From Ford press: Thunderbird’s future for the next four decades belonged to the four-seaters. Certainly, the two-seater had given Ford Division the prestigious car it needed, and sales exceeded planning volumes in each of the three years it was on the market.
Economic realities of the times, the public’s motoring needs and Ford’s market share inhibited the potential of the car. Even as the two-seater was being designed, plans for a four-passenger personal car were on Ford’s drawing board.
The decision to build a bigger ’bird was justified by subsequent marketing research that showed two-seaters were not being purchased by families with children as their primary vehicle. Seating capacity and price restricted Thunderbird ownership to upper-income families.
Ford Division ushered in 1958 by unveiling the four-passenger Thunderbird before a group of prominent Americans at a New Year’s Eve Party at the exclusive Thunderbird Golf Club in Palm Springs, Calif. The public introduction was later in January.
The 1958 Thunderbird retained the classic lines of the original Thunderbird, plus some classic styling touches of its own, including the one-piece grille and bumper and clean contemporary rooflines that would set new styling standards for the industry. It was on a 113-inch wheelbase – 11 inches longer than the original – and its overall length of 205.4 inches was 30.4 inches longer. With an overall height of 52.5 inches, it still had a low-slung, relaxed, reverse wedge stance. Shipping weight was 3,799 pounds.
Another leading feature of the 1958 Thunderbird was unit frame construction, and the car boasted "more room per passenger than any luxury car." Front and rear headroom, according to the press releases, were "within a fraction of an inch of America’s other prestige automobiles."
Motor Trend magazine handed the T-Bird its "Car of the Year Award" for 1958, noting Ford’s totally new concept in interior packaging. The MT editors added that "the ride of the new Thunderbird is as comfortable as any American car today, regardless of size."

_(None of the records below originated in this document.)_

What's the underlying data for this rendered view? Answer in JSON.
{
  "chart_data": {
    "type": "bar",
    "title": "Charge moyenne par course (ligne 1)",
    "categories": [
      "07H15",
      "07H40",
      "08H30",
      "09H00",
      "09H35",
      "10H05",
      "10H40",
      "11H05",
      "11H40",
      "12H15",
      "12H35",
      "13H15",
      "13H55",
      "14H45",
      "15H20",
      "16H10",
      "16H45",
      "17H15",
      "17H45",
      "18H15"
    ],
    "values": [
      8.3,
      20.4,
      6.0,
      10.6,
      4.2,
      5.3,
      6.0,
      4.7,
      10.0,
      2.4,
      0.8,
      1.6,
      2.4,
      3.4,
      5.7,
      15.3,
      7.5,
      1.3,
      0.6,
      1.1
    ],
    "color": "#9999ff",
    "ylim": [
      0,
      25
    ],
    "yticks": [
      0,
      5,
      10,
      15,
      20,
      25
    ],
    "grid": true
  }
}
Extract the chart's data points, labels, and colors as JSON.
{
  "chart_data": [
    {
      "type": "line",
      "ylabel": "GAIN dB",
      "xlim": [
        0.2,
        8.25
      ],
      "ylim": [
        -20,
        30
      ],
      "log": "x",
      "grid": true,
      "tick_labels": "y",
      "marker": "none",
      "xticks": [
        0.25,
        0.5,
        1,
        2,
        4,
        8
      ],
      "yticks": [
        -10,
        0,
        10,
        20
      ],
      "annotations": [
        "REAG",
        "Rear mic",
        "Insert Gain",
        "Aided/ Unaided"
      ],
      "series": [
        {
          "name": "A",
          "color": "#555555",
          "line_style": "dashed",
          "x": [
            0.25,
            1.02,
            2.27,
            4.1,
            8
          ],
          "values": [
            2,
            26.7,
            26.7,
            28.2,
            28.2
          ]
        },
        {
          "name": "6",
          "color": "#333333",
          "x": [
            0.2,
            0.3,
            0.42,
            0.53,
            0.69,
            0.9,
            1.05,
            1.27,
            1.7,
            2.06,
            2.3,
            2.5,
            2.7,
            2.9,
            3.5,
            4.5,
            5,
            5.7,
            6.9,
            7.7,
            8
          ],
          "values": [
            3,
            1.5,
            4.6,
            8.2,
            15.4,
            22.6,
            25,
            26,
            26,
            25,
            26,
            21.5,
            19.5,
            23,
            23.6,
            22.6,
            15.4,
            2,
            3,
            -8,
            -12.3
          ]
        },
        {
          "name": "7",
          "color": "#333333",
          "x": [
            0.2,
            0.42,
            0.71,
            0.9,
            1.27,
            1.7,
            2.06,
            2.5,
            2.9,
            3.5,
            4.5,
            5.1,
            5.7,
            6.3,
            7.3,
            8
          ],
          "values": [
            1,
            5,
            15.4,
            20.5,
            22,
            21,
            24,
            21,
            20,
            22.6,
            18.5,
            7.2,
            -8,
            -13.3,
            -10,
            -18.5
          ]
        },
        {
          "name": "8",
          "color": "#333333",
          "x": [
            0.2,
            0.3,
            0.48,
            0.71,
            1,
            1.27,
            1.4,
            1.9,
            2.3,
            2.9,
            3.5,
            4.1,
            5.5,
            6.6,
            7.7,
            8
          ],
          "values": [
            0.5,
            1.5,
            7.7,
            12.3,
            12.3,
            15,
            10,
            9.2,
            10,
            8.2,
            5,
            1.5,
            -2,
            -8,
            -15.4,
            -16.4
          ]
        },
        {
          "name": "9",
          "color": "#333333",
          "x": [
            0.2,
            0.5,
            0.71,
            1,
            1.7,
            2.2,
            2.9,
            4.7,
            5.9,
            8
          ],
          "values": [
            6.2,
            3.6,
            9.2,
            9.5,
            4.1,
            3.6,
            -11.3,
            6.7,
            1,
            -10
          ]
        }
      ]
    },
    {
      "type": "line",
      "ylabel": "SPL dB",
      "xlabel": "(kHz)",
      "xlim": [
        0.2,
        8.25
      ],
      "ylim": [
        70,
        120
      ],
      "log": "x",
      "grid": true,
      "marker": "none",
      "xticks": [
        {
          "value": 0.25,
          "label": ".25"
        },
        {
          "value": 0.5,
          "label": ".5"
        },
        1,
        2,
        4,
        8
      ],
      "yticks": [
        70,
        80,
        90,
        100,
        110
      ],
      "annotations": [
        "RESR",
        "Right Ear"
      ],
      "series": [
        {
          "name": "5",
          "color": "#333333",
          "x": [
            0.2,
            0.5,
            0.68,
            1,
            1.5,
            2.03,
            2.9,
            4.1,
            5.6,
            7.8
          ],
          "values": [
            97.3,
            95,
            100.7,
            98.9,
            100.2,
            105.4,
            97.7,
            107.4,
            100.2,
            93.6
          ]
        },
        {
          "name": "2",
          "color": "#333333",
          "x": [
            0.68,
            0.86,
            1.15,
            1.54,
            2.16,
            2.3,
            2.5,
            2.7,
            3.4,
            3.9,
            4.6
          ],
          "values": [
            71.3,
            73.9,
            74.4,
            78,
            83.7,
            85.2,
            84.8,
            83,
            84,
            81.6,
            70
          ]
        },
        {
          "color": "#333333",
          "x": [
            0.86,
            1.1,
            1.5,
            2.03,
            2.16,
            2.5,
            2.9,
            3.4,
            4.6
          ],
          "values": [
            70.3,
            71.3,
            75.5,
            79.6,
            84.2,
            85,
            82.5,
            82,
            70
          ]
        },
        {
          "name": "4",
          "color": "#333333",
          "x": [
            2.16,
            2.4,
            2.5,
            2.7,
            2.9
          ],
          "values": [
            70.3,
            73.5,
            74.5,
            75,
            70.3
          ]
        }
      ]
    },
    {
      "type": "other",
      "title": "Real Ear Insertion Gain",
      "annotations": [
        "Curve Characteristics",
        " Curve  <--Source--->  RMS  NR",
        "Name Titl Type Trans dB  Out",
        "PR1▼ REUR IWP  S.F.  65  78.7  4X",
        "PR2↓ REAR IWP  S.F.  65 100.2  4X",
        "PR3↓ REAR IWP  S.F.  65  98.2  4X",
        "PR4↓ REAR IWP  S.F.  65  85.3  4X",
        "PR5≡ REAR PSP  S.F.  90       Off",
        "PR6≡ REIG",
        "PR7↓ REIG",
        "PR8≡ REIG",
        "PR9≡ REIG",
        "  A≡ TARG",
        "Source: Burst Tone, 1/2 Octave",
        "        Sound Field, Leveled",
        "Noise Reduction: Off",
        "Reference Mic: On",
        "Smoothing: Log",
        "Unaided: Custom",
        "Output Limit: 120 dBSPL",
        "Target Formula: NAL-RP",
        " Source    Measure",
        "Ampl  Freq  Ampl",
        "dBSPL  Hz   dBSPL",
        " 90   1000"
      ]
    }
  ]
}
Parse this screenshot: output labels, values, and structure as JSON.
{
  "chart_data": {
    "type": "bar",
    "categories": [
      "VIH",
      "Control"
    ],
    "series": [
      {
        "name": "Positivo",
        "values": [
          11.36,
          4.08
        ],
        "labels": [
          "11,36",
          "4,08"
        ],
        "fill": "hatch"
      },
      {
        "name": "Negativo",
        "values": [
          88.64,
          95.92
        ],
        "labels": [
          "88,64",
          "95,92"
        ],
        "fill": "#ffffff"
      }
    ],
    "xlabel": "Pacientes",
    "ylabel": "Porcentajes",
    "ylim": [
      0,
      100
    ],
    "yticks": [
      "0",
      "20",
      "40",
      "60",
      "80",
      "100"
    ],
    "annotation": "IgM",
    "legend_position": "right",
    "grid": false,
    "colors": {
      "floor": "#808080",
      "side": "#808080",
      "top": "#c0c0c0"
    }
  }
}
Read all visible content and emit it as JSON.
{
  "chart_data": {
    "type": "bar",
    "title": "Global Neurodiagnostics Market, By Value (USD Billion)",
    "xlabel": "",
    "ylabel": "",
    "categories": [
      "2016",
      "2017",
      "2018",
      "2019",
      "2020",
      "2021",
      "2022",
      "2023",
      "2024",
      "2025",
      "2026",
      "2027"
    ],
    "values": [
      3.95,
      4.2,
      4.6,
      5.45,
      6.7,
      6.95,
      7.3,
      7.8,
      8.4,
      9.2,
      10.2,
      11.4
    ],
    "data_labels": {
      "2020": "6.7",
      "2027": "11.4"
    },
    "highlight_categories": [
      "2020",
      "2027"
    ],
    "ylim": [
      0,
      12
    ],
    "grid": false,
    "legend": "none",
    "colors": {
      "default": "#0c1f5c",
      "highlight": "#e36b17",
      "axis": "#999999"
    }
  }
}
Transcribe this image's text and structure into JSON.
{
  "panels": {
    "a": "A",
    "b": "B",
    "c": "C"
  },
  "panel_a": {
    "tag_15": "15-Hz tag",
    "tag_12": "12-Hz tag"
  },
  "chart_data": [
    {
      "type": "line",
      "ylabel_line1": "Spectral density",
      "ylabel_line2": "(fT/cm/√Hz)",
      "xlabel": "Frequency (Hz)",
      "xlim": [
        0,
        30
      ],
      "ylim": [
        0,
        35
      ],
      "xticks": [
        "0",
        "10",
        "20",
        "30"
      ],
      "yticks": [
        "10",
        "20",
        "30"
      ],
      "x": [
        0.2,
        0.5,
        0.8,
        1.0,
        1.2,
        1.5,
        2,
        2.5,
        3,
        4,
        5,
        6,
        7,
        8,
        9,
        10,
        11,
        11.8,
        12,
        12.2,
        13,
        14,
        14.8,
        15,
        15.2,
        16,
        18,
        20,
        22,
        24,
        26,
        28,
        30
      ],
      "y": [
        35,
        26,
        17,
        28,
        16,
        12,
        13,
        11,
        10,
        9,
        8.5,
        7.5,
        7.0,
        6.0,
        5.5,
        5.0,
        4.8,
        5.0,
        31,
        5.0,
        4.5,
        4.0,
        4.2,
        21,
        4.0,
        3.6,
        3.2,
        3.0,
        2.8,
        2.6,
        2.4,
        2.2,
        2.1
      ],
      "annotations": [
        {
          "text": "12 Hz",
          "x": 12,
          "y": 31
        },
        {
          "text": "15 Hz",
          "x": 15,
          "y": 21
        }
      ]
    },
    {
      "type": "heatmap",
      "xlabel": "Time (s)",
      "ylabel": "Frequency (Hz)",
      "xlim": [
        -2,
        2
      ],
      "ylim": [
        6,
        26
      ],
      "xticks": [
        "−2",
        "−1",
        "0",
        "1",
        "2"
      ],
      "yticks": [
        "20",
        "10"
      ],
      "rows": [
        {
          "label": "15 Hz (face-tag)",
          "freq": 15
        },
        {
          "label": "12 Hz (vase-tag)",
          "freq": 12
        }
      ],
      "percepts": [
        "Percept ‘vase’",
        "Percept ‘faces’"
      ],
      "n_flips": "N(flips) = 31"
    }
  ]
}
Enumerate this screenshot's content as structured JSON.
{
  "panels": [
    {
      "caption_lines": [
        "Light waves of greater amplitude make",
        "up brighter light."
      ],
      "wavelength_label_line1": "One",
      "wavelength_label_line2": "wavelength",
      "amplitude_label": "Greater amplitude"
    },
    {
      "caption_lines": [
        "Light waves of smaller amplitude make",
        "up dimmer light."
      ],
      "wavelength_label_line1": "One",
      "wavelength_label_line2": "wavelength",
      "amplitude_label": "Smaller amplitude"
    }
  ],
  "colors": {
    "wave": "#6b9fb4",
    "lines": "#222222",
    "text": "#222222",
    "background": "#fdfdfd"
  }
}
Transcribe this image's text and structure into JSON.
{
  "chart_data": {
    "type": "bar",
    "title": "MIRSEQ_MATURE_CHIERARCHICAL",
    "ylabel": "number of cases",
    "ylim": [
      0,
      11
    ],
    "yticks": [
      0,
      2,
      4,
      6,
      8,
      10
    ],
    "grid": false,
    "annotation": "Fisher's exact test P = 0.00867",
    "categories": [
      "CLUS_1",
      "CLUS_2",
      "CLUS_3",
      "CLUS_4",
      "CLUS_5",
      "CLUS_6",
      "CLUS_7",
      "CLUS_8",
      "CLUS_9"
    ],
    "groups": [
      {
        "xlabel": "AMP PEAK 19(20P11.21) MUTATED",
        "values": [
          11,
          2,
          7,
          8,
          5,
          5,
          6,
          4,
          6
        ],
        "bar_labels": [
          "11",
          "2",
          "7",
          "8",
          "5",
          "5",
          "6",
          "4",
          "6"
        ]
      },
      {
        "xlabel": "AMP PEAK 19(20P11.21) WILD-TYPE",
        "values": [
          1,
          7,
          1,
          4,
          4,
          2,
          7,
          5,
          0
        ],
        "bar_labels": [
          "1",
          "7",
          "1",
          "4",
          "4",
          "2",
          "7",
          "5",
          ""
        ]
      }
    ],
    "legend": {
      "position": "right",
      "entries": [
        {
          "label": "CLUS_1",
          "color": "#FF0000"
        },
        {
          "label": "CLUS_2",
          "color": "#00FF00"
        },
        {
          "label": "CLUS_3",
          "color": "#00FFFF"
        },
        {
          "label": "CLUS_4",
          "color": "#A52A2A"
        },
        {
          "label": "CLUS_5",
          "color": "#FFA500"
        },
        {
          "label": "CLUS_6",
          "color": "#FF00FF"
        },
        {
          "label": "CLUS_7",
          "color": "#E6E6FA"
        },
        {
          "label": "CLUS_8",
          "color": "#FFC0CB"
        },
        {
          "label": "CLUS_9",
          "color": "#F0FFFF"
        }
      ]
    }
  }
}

Horsepower also was close to that of the significantly bigger luxury cars. The 1958 Thunderbird engine was a 352 CID V-8 with a horsepower rating of 300. Other 1958 styling features included an anodized aluminum honeycomb-pattern grille, twin headlights deeply browed, with the brow line extending into the hood. Inside, there were individual bucket seats, and a console that housed controls for the heater, air conditioner and power windows, as well as a radio speaker and ash trays for front and rear passengers.
Classified as a "semi-luxury" car, the 1958 Thunderbird was square in design, with few concessions to rounded corners, fore or aft. It solidly established Ford Division in the luxury car market and was a sensation from the time it was introduced.
The standard two-door hardtop had a suggested retail price of $3,330, but $5,200 was considered an average delivery price. Sales totaled 48,482; almost matching two-seater deliveries for all of the three years the model was on the market.
Two models, a hardtop and a convertible, were offered in 1958.
The unitized construction (unit frame) of the 1958 Thunderbird was a forerunner of this type of construction in the industry. The 1960 Thunderbird – last of the "Square Bird" designs – was the first American-built car to offer an optional sunroof.